Still, none of that mattered now. Now he had the means to escape this war-torn hellhole. A quarter of a million roubles had just been deposited in his bank account; generous payment for a few days of easy work. The buyer, whose name he’d never learned, had promised him justice and retribution for the Chechen people, claiming his work would change the course of history and other such bullshit. In truth, Glazov had no interest in it. He had never considered himself terribly nationalistic, and was too old to start now.

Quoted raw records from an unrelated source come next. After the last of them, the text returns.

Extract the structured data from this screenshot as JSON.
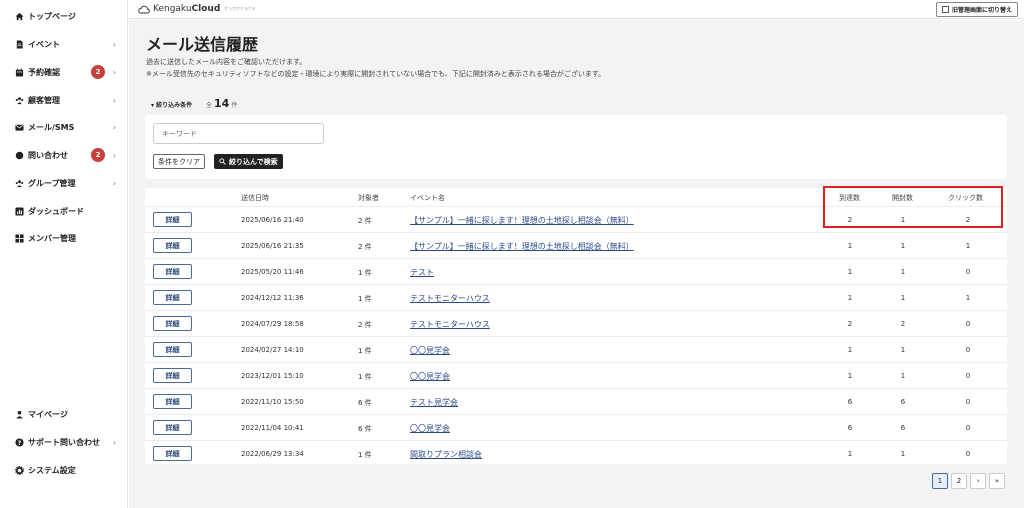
{
  "sidebar": {
    "items": [
      {
        "label": "トップページ",
        "icon": "home-icon"
      },
      {
        "label": "イベント",
        "icon": "document-icon",
        "chevron": "›"
      },
      {
        "label": "予約確認",
        "icon": "calendar-icon",
        "badge": "2",
        "chevron": "›"
      },
      {
        "label": "顧客管理",
        "icon": "users-icon",
        "chevron": "›"
      },
      {
        "label": "メール/SMS",
        "icon": "mail-icon",
        "chevron": "›"
      },
      {
        "label": "問い合わせ",
        "icon": "chat-icon",
        "badge": "2",
        "chevron": "›"
      },
      {
        "label": "グループ管理",
        "icon": "group-icon",
        "chevron": "›"
      },
      {
        "label": "ダッシュボード",
        "icon": "chart-icon"
      },
      {
        "label": "メンバー管理",
        "icon": "grid-icon"
      }
    ],
    "bottom_items": [
      {
        "label": "マイページ",
        "icon": "person-icon"
      },
      {
        "label": "サポート問い合わせ",
        "icon": "help-icon",
        "chevron": "›"
      },
      {
        "label": "システム設定",
        "icon": "gear-icon"
      }
    ]
  },
  "header": {
    "logo_main": "Kengaku",
    "logo_bold": "Cloud",
    "logo_sub": "ケンガククラウド",
    "switch_label": "旧管理画面に切り替え"
  },
  "main": {
    "title": "メール送信履歴",
    "desc1": "過去に送信したメール内容をご確認いただけます。",
    "desc2": "※メール受信先のセキュリティソフトなどの設定・環境により実際に開封されていない場合でも、下記に開封済みと表示される場合がございます。",
    "filter_label": "▾ 絞り込み条件",
    "total_prefix": "全",
    "total_count": "14",
    "total_suffix": "件",
    "keyword_placeholder": "キーワード",
    "clear_label": "条件をクリア",
    "search_label": "絞り込んで検索"
  },
  "table": {
    "headers": {
      "sent_at": "送信日時",
      "targets": "対象者",
      "event": "イベント名",
      "delivered": "到達数",
      "opened": "開封数",
      "clicks": "クリック数"
    },
    "detail_label": "詳細",
    "rows": [
      {
        "sent_at": "2025/06/16 21:40",
        "targets": "2 件",
        "event": "【サンプル】一緒に探します！理想の土地探し相談会（無料）",
        "delivered": "2",
        "opened": "1",
        "clicks": "2"
      },
      {
        "sent_at": "2025/06/16 21:35",
        "targets": "2 件",
        "event": "【サンプル】一緒に探します！理想の土地探し相談会（無料）",
        "delivered": "1",
        "opened": "1",
        "clicks": "1"
      },
      {
        "sent_at": "2025/05/20 11:46",
        "targets": "1 件",
        "event": "テスト",
        "delivered": "1",
        "opened": "1",
        "clicks": "0"
      },
      {
        "sent_at": "2024/12/12 11:36",
        "targets": "1 件",
        "event": "テストモニターハウス",
        "delivered": "1",
        "opened": "1",
        "clicks": "1"
      },
      {
        "sent_at": "2024/07/29 18:58",
        "targets": "2 件",
        "event": "テストモニターハウス",
        "delivered": "2",
        "opened": "2",
        "clicks": "0"
      },
      {
        "sent_at": "2024/02/27 14:10",
        "targets": "1 件",
        "event": "〇〇見学会",
        "delivered": "1",
        "opened": "1",
        "clicks": "0"
      },
      {
        "sent_at": "2023/12/01 15:10",
        "targets": "1 件",
        "event": "〇〇見学会",
        "delivered": "1",
        "opened": "1",
        "clicks": "0"
      },
      {
        "sent_at": "2022/11/10 15:50",
        "targets": "6 件",
        "event": "テスト見学会",
        "delivered": "6",
        "opened": "6",
        "clicks": "0"
      },
      {
        "sent_at": "2022/11/04 10:41",
        "targets": "6 件",
        "event": "〇〇見学会",
        "delivered": "6",
        "opened": "6",
        "clicks": "0"
      },
      {
        "sent_at": "2022/06/29 13:34",
        "targets": "1 件",
        "event": "間取りプラン相談会",
        "delivered": "1",
        "opened": "1",
        "clicks": "0"
      }
    ]
  },
  "pagination": {
    "pages": [
      "1",
      "2"
    ],
    "next": "›",
    "last": "»"
  },
  "colors": {
    "highlight": "#e01f1f",
    "badge": "#c8403e",
    "link": "#2c4a8a"
  }
}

He had agreed to the man’s offer for the money, and in that regard he was very passionate. A quarter of a million roubles was enough to get him booked on a flight out of Chechnya, enough to get him the medical treatment he could never afford before. Enough perhaps to give a man a second chance at life.

He was just pondering the future that lay ahead when the phone in his living room started ringing. Turning his eyes away from the unpleasant reflection, he shuffled through the untidy hallway and into the cramped, cold room that smelled of damp and mould and decay. The room that served as both his main living space and, in light of his declining health, his prison.